If you get an error running any Go tools, it usually means you have to get the command before you can use it. However, in the case of the vet tool, you just have to open a terminal and run:

go get code.google.com/p/go.tools/cmd/vet

It isn't just silly mistakes like this that go vet will catch, it will also look for subtler aspects of your program that will guide you towards writing the best Go code you can. For an up-to-date list of what the vet tool will report on, check out the documentation at https://godoc.org/code.google.com/p/go.tools/cmd/vet.

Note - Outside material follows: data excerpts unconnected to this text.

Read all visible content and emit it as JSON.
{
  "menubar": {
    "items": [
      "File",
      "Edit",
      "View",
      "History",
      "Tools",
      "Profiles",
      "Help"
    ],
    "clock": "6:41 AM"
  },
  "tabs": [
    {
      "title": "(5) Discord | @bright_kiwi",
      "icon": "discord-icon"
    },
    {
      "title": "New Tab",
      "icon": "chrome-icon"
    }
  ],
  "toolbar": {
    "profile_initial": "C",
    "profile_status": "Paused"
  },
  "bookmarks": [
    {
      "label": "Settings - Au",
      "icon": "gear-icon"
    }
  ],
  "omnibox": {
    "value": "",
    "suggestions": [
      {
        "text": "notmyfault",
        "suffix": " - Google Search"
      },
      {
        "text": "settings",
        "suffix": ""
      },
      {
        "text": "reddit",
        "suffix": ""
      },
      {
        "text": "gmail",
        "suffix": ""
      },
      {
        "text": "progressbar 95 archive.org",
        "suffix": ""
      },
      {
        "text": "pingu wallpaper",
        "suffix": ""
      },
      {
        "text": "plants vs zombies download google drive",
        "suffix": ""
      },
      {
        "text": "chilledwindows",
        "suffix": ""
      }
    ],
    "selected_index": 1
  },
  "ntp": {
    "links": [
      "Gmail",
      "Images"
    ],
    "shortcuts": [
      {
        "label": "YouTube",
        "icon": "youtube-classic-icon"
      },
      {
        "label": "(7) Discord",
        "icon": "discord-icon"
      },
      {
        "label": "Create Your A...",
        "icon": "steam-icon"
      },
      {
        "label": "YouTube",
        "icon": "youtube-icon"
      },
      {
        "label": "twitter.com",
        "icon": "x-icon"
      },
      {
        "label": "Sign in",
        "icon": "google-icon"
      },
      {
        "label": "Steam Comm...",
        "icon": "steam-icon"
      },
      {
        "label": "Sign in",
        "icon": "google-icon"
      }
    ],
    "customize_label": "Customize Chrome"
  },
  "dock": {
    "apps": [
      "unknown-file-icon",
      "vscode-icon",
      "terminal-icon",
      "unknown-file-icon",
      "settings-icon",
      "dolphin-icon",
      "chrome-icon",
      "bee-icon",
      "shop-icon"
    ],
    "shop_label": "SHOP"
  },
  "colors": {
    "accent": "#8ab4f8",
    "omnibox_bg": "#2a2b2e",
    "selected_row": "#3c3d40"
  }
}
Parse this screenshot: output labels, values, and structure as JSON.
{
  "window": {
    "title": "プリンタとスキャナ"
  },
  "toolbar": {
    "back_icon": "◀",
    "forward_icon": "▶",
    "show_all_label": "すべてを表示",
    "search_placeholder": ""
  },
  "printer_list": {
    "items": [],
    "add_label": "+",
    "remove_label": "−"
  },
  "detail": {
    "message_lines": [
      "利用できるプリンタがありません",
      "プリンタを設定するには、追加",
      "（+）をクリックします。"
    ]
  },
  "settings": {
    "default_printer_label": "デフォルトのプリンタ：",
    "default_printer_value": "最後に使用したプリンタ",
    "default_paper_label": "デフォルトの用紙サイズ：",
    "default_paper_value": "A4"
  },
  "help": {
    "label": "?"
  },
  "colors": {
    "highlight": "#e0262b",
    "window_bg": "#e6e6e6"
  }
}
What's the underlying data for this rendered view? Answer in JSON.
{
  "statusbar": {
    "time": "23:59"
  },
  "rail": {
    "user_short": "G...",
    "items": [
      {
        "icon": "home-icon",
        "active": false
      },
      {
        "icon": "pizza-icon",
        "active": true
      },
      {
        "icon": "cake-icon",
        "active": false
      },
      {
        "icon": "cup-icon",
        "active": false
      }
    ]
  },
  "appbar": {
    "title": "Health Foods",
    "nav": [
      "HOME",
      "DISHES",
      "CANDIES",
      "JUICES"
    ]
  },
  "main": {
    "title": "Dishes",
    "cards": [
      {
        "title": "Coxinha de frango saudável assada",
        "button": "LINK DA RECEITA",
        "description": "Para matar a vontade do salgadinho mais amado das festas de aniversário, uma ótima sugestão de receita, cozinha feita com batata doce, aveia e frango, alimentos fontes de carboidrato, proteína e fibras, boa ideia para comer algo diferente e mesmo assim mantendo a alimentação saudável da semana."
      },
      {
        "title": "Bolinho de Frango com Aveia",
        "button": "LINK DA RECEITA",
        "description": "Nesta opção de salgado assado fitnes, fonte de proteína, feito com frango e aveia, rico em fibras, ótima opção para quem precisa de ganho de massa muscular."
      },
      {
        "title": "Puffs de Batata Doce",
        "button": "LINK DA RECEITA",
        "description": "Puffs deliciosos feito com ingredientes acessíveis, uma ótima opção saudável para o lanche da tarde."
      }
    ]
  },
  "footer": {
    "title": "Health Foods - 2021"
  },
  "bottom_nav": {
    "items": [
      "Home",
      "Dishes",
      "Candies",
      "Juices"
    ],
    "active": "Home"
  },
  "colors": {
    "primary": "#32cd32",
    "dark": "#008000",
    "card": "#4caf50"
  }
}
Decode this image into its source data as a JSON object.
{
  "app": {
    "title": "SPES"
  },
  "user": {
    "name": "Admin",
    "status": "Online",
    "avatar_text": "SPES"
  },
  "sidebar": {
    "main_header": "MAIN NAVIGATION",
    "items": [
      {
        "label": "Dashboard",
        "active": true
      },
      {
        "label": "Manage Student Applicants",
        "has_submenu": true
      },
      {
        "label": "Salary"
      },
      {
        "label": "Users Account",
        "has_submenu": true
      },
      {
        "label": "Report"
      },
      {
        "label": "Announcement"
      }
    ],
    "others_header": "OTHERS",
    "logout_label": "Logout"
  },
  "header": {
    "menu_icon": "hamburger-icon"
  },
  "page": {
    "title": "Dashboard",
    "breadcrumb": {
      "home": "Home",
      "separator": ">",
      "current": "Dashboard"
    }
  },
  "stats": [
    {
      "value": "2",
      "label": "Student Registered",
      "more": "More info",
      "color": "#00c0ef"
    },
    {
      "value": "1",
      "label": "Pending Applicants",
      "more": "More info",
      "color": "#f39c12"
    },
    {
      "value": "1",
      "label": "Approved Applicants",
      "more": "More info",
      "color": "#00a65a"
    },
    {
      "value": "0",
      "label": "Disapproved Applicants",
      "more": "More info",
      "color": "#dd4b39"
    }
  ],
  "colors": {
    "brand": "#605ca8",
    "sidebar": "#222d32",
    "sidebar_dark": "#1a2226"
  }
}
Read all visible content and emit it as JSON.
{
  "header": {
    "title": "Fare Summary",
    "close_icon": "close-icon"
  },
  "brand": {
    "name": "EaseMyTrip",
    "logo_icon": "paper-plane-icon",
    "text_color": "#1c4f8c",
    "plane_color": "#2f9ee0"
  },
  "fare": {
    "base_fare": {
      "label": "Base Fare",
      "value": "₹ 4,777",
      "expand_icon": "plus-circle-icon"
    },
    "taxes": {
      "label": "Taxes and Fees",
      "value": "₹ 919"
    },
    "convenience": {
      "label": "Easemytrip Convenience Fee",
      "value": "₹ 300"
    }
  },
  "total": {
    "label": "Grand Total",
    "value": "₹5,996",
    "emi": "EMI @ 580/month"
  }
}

The final tool we will play with is called goimports, and was written by Brad Fitzpatrick to automatically fix (add or remove) import statements for Go files. It is an error in Go to import a package and not use it, and obviously trying to use a package without importing it won't work either. The goimports tool will automatically rewrite our import statement based on the contents of our code file. First, let's install goimports with the familiar command:

go get code.google.com/p/go.tools/cmd/goimports

Update your program to import some packages that we are not going to use and remove the fmt package:

import (
  "net/http"
  "sync"
)

When we try to run our program by calling go run main.go, we will see that we get some errors:

./main.go:4: imported and not used: "net/http"
./main.go:5: imported and not used: "sync"
./main.go:13: undefined: fmt

These errors are telling us that we have imported packages that we are not using and missing the fmt package, and that in order to continue we need to make corrections. This is where goimports comes in:

goimports -w *.go

We are calling the goimports command with the -w write flag, which will save us the task of making corrections to all files ending with .go.

Have a look at your main.go file now and notice that the net/http and sync packages have been removed and the fmt package has been put back in.

You could argue that switching to a terminal to run these commands takes more time than just doing it manually, and you would probably be right in most cases, which is why it is highly recommended that you integrate the Go tools with your text editor.